If you do become affected by red tide, Florida’s Poison Control Centers recommends moving inside to an air-conditioned room to relieve discomfort and seeking medical attention if your symptoms are more severe. Stumpf noted that wearing a mask can also help mitigate the risks of inhaling brevetoxins.
For animals, exposure to brevetoxins can be fatal, which is why red tides often produce smelly piles of dead fish on the shore. The brevetoxins paralyze fish gills, killing them, Stumpf said. “The toxin, if enough is ingested, it can kill birds and mammals,” he added. Just this month, a manatee was rescued in Florida due to distress caused by red tide.
Can you eat eat fish and seafood during red tide?
The neurotoxins produced by K. brevis can build up in shellfish and cause neurotoxic shellfish poisoning when ingested.
But Stumpf said that as long as you buy seafood from a reputable dealer and not off the back of somebody’s truck, it is safe to continue eating fish and shellfish because the industry is closely monitored.
“Commercially available shellfish are often not locally harvested and, if harvested locally, are tested for red tide toxins before they are sold,” the FWC notes.
Can pets go outside where red tide is happening?
With pets, it’s better for their health if you keep them away from a red tide.

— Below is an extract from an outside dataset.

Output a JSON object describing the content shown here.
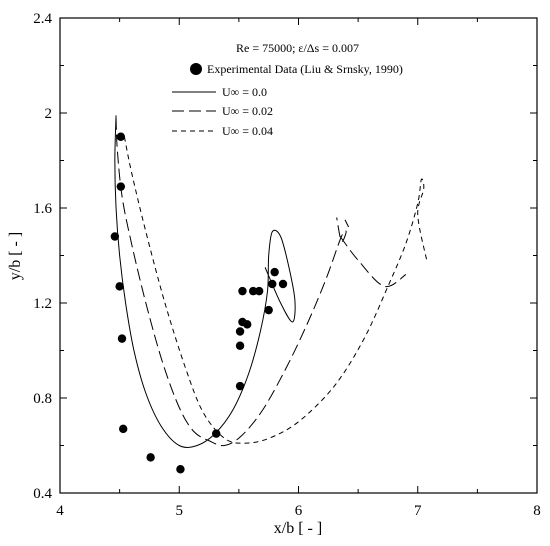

“They’re just like people. If they are along the beach when the wind is blowing onshore, they are inhaling the neurotoxins, and that is not good for them,” said Pierce.
Watch out for the foam that collects on the beach during red tide, too, because that can be high in toxins.
“A lot of times, dogs especially will lick a maybe dead fish, lick the foam, and they can become very sick. And actually, they can die from that,” Pierce said.
I’m planning a beach vacation. How far in advance can red tide be predicted?
Red tide events have seasonal patterns. “If you want to avoid red tide, generally the time to vacation [in Florida] would be May, June, July, August,” Pierce said. “Statistically, blooms would start in September-October and last through the winter, and then lessen at the end of April.”
But if you are planning a vacation weeks in advance, understand that it’s not yet possible to predict exactly when and where red tide may be impacting certain beaches. Your best bet is to check beach and weather forecasters for up-to-date information on red tide concentrations.
The FWC, for example, releases regular updates on red tide conditions based on K. brevis sampling. NOAA also forecasts potential respiratory irritation at individual beaches in Florida and Texas, based on field samples of K. brevis concentration and factors like wind speed.
Stumpf said wind direction can also help determine whether it is safe to be on the shore.
“You could be out on the beach and never notice it. I’ve had lunch on a beach during a severe red tide and had a wonderful lunch, because the wind was blowing the toxin over the gulf, not inland,” he said.